Botín descartó que este episodio lleve a Santander a replantearse su presencia en el segmento, señalando que el mercado de crédito privado sigue ofreciendo oportunidades que justifican mantener la exposición con gestión prudente de las operaciones.

La posición de la banca española en el crédito privado

Las principales entidades bancarias españolas, como Santander, BBVA, CaixaBank y Sabadell, han ampliado su presencia en el mercado de crédito privado mediante gestoras alternativas y acuerdos con fondos especializados.

El endurecimiento de las condiciones financieras y la mayor incertidumbre macroeconómica han llevado a revisar criterios de selección. La experiencia de los grandes bancos estadounidenses, con aproximadamente 300.000 millones de dólares comprometidos, muestra el grado de interconexión con el sector de activos alternativos. La quiebra de Tricolor y First Brands evidenció cómo la exposición puede materializarse en pérdidas directas cuando fallan los prestatarios intermedios.

Perspectivas del segmento

A pesar de los episodios recientes, los fundamentos del crédito privado se mantienen sólidos. La tasa de impago de préstamos directos a empresas medianas era del 1,5% en octubre de 2025, inferior al 3,8% previsto para préstamos sindicados. La captación global de fondos creció en 2025, aunque a menor ritmo.
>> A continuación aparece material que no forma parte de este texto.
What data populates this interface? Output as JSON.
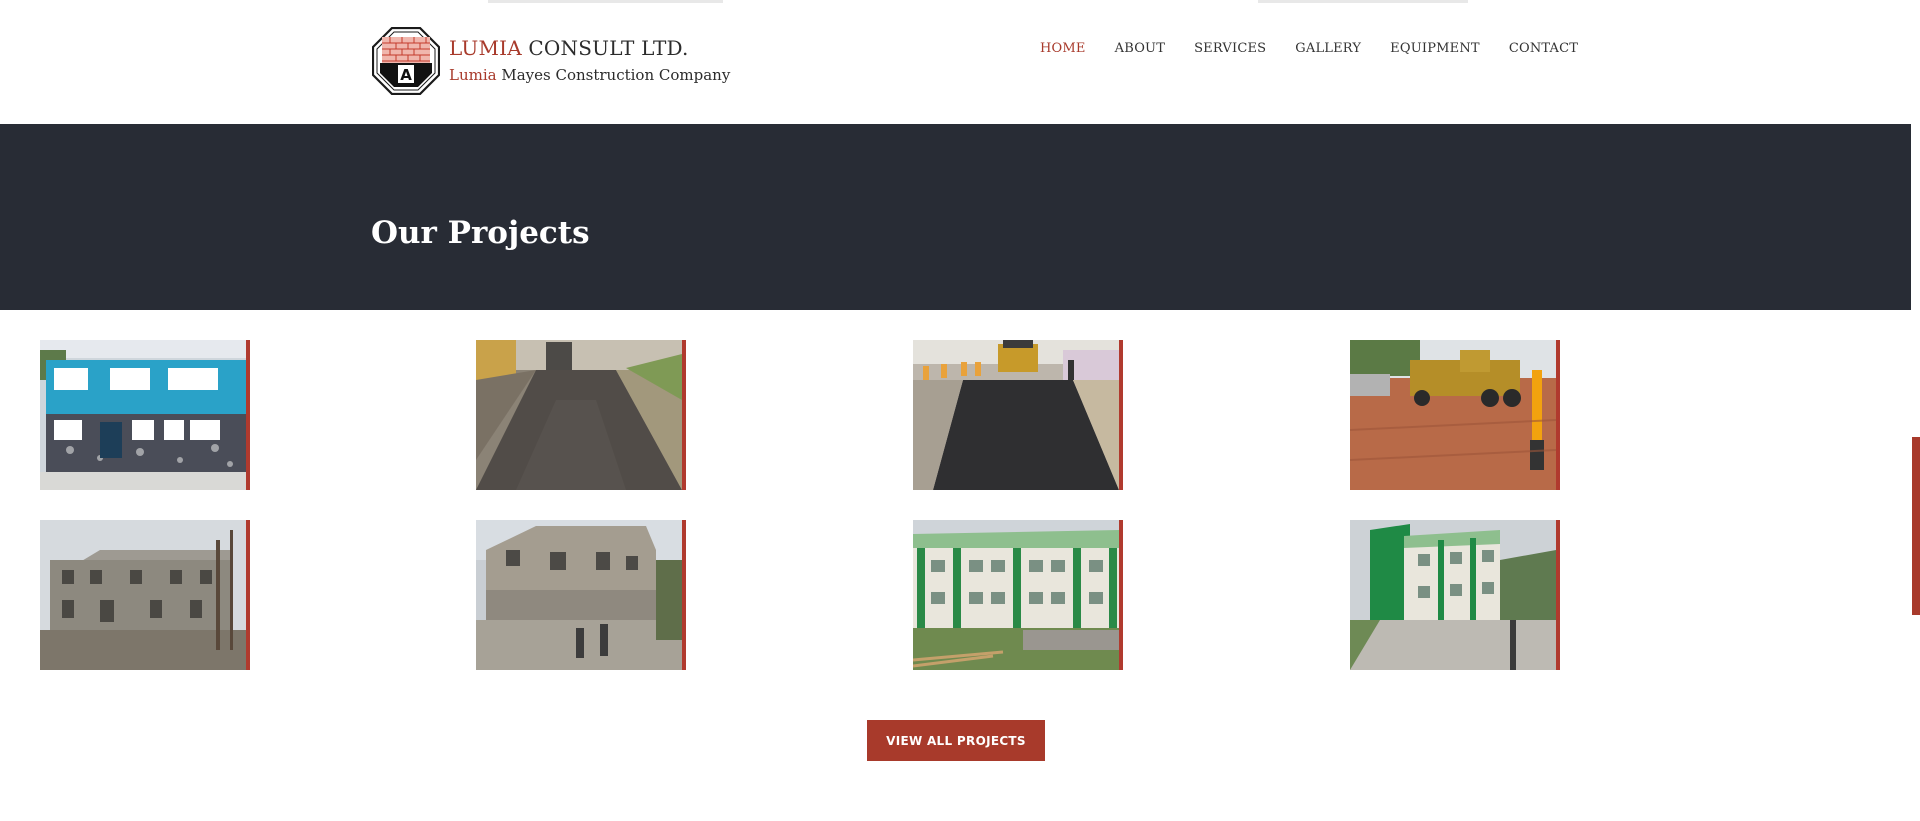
{
  "brand": {
    "title_accent": "LUMIA",
    "title_rest": " CONSULT LTD.",
    "sub_accent": "Lumia",
    "sub_rest": " Mayes Construction Company"
  },
  "nav": {
    "items": [
      {
        "label": "HOME",
        "active": true
      },
      {
        "label": "ABOUT",
        "active": false
      },
      {
        "label": "SERVICES",
        "active": false
      },
      {
        "label": "GALLERY",
        "active": false
      },
      {
        "label": "EQUIPMENT",
        "active": false
      },
      {
        "label": "CONTACT",
        "active": false
      }
    ]
  },
  "banner": {
    "title": "Our Projects"
  },
  "projects": [
    {
      "name": "blue-office-building"
    },
    {
      "name": "wet-asphalt-road"
    },
    {
      "name": "asphalt-paving-crew"
    },
    {
      "name": "grader-on-red-earth"
    },
    {
      "name": "block-building-under-construction"
    },
    {
      "name": "two-storey-block-frame"
    },
    {
      "name": "green-white-hostel-building"
    },
    {
      "name": "green-white-building-with-forecourt"
    }
  ],
  "cta": {
    "label": "VIEW ALL PROJECTS"
  },
  "colors": {
    "accent": "#a83a2b",
    "banner": "#282c35"
  }
}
El debate se centra en si los problemas recientes son idiosincrásicos o reflejan debilidades estructurales en la evaluación de riesgos. Los casos de fraude requieren mayor rigor en la verificación de garantías, mientras los desajustes de liquidez demandan revisar las promesas de reembolso a inversores minoristas.

UBS y Santander coinciden en que el problema no es el negocio en sí, sino la necesidad de aplicar criterios más rigurosos en la selección de contrapartes y en el diseño de los vehículos de inversión. El capital sigue fluyendo hacia el sector, y la confianza institucional en el crédito privado permanece, aunque con mayor exigencia de transparencia y control.